Dozens of Richmond High students passed out strips of white cloth to people attending the community-healing rally on Tuesday. People tied the cloth around their arms to show solidarity with the 15-year-old student who was raped on campus last week. Neither the girl nor her family attended the event, but she sent a message of thanks to the many who have prayed for her.
Richmond teacher Armando Torres opened the ceremony with a blessing in the four directions of the compass and the sonorous drone of a conch shell.
After the conch shell sounded for the fourth time, there was a series of more than 30 performances, including student jazz-dance groups, indie bands, speeches from city officials, spoken word, stepping, cultural dances and a cappella singing. More than 300 students, parents, teachers, citizens and community leaders attended the event.
Nicolas James, director of special projects for Youth Together told the crowd, “We are here to show the best of ourselves.”
Girls dressed in white tops and skirts performed a choreographed routine to Michael Jackson’s “Man in the Mirror.” The jazz-dance classes started practicing for the event just three days ago.
“It’s part of the healing process,” said dance teacher Vicky Tukeva. “It’s a way for students to express their anger and frustrations in a creative way.”
Richmond Mayor Gayle McLaughlin urged people not to stereotype Richmond youth. “Our youth need to be elevated,” McLaughlin said.
Dozens of reporters weaved among the audience to secure the best views and ask participants for statements. Many students wore yellow strips of cloth around their arms to indicate their willingness to be interviewed.
The students said they want to send a clear message to the nation. Kevin Gill, 15, said, “We are not bad students. Something like this can happen anywhere. We are here to show that Richmond cares and that violence is wrong.”
Former Richmond High music teacher, Israel Sims, 40, stressed the need for the city to heal. Sims said of the girl, “She was my student. We are all victims, the perpetrators and the girl. The community needs to be more aggressive getting things happening in Richmond that would allow the youth to grow and feel a part of Richmond.”
Teachers and students from neighboring schools came to show their support. Helms Community Middle School principal, Rachel Bartlett-Preston, said, “It affects all of our community. The victims and the suspects were all Helms students so we share it all – the pains and joys.”

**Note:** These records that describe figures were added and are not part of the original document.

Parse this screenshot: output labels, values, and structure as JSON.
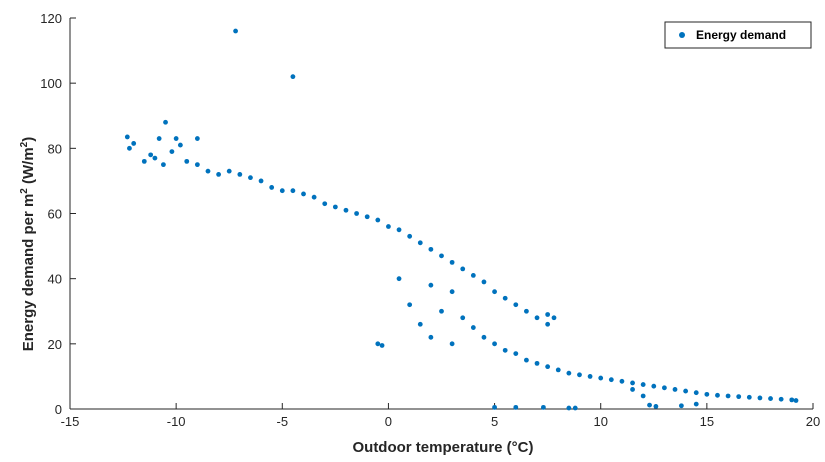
{
  "chart_data": {
    "type": "scatter",
    "xlabel": "Outdoor temperature (°C)",
    "ylabel_parts": [
      "Energy demand per m",
      "2",
      " (W/m",
      "2",
      ")"
    ],
    "xlim": [
      -15,
      20
    ],
    "ylim": [
      0,
      120
    ],
    "xticks": [
      -15,
      -10,
      -5,
      0,
      5,
      10,
      15,
      20
    ],
    "yticks": [
      0,
      20,
      40,
      60,
      80,
      100,
      120
    ],
    "grid": false,
    "legend_position": "top-right",
    "series": [
      {
        "name": "Energy demand",
        "color": "#0072BD",
        "points": [
          [
            -7.2,
            116
          ],
          [
            -4.5,
            102
          ],
          [
            -12.3,
            83.5
          ],
          [
            -12.0,
            81.5
          ],
          [
            -12.2,
            80
          ],
          [
            -11.2,
            78
          ],
          [
            -10.5,
            88
          ],
          [
            -10.8,
            83
          ],
          [
            -10.0,
            83
          ],
          [
            -9.0,
            83
          ],
          [
            -11.5,
            76
          ],
          [
            -11.0,
            77
          ],
          [
            -10.6,
            75
          ],
          [
            -10.2,
            79
          ],
          [
            -9.8,
            81
          ],
          [
            -9.5,
            76
          ],
          [
            -9.0,
            75
          ],
          [
            -8.5,
            73
          ],
          [
            -8.0,
            72
          ],
          [
            -7.5,
            73
          ],
          [
            -7.0,
            72
          ],
          [
            -6.5,
            71
          ],
          [
            -6.0,
            70
          ],
          [
            -5.5,
            68
          ],
          [
            -5.0,
            67
          ],
          [
            -4.5,
            67
          ],
          [
            -4.0,
            66
          ],
          [
            -3.5,
            65
          ],
          [
            -3.0,
            63
          ],
          [
            -2.5,
            62
          ],
          [
            -2.0,
            61
          ],
          [
            -1.5,
            60
          ],
          [
            -1.0,
            59
          ],
          [
            -0.5,
            58
          ],
          [
            0.0,
            56
          ],
          [
            0.5,
            55
          ],
          [
            1.0,
            53
          ],
          [
            1.5,
            51
          ],
          [
            2.0,
            49
          ],
          [
            2.5,
            47
          ],
          [
            3.0,
            45
          ],
          [
            3.5,
            43
          ],
          [
            4.0,
            41
          ],
          [
            4.5,
            39
          ],
          [
            5.0,
            36
          ],
          [
            5.5,
            34
          ],
          [
            6.0,
            32
          ],
          [
            6.5,
            30
          ],
          [
            7.0,
            28
          ],
          [
            7.5,
            26
          ],
          [
            2.0,
            38
          ],
          [
            3.0,
            36
          ],
          [
            2.5,
            30
          ],
          [
            3.5,
            28
          ],
          [
            4.0,
            25
          ],
          [
            4.5,
            22
          ],
          [
            5.0,
            20
          ],
          [
            5.5,
            18
          ],
          [
            6.0,
            17
          ],
          [
            3.0,
            20
          ],
          [
            2.0,
            22
          ],
          [
            1.5,
            26
          ],
          [
            1.0,
            32
          ],
          [
            0.5,
            40
          ],
          [
            6.5,
            15
          ],
          [
            7.0,
            14
          ],
          [
            7.5,
            13
          ],
          [
            8.0,
            12
          ],
          [
            8.5,
            11
          ],
          [
            9.0,
            10.5
          ],
          [
            9.5,
            10
          ],
          [
            10.0,
            9.5
          ],
          [
            10.5,
            9
          ],
          [
            11.0,
            8.5
          ],
          [
            11.5,
            8
          ],
          [
            12.0,
            7.5
          ],
          [
            12.5,
            7
          ],
          [
            13.0,
            6.5
          ],
          [
            13.5,
            6
          ],
          [
            14.0,
            5.5
          ],
          [
            14.5,
            5
          ],
          [
            15.0,
            4.5
          ],
          [
            15.5,
            4.2
          ],
          [
            16.0,
            4
          ],
          [
            16.5,
            3.8
          ],
          [
            17.0,
            3.6
          ],
          [
            17.5,
            3.4
          ],
          [
            18.0,
            3.2
          ],
          [
            18.5,
            3.0
          ],
          [
            19.0,
            2.8
          ],
          [
            19.2,
            2.6
          ],
          [
            -0.3,
            19.5
          ],
          [
            -0.5,
            20
          ],
          [
            7.5,
            29
          ],
          [
            7.8,
            28
          ],
          [
            5.0,
            0.5
          ],
          [
            6.0,
            0.5
          ],
          [
            7.3,
            0.5
          ],
          [
            8.5,
            0.3
          ],
          [
            8.8,
            0.3
          ],
          [
            12.3,
            1.2
          ],
          [
            12.6,
            0.8
          ],
          [
            14.5,
            1.5
          ],
          [
            13.8,
            1.0
          ],
          [
            12.0,
            4
          ],
          [
            11.5,
            6
          ]
        ]
      }
    ]
  }
}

Nine people from Huntsville, Alabama, representing the National Association for the Prevention of Starvation, performed a cappella songs in support of Richmond High. They were on a missionary tour on the West Coast when they heard about the assault and contacted the school to see if they could help. They performed a song in Tongan called, “Chindi Chamana,” which means “time is running out.”
Coach Rich Kinney and security staff Charles Johnson each sang a solo to the applause of students and parents.
“A lot of people I normally don’t see coming together are united,” said 16-year-old Richmond High student Stephanie Avendano. “Students and teachers are hand-in-hand helping each other move forward.”
Parent Isabel Mena, 50, said she came to support the girl’s parents.
“It affects me as a parent very much,” Mena said, “because I have two girls and two boys and I don’t ever want them to be in that situation.”
By the time Pastor Jim Wheeler of the girl’s church read a statement from her, the field was aglow with orange light from the candles.
“We realized people are angry about this,” Pastor Wheeler read. “Let the anger cause change, change that is necessary to keep our children, our neighbors, and our friends safe.”
Brittney Wiley, 15, described the event as, “spiritual, enlightening, soothing, and joyful.” Wiley said she imagines her friend, the girl for whom all these people came together, looking around and saying: “Are you serious? You guys did all this for me?”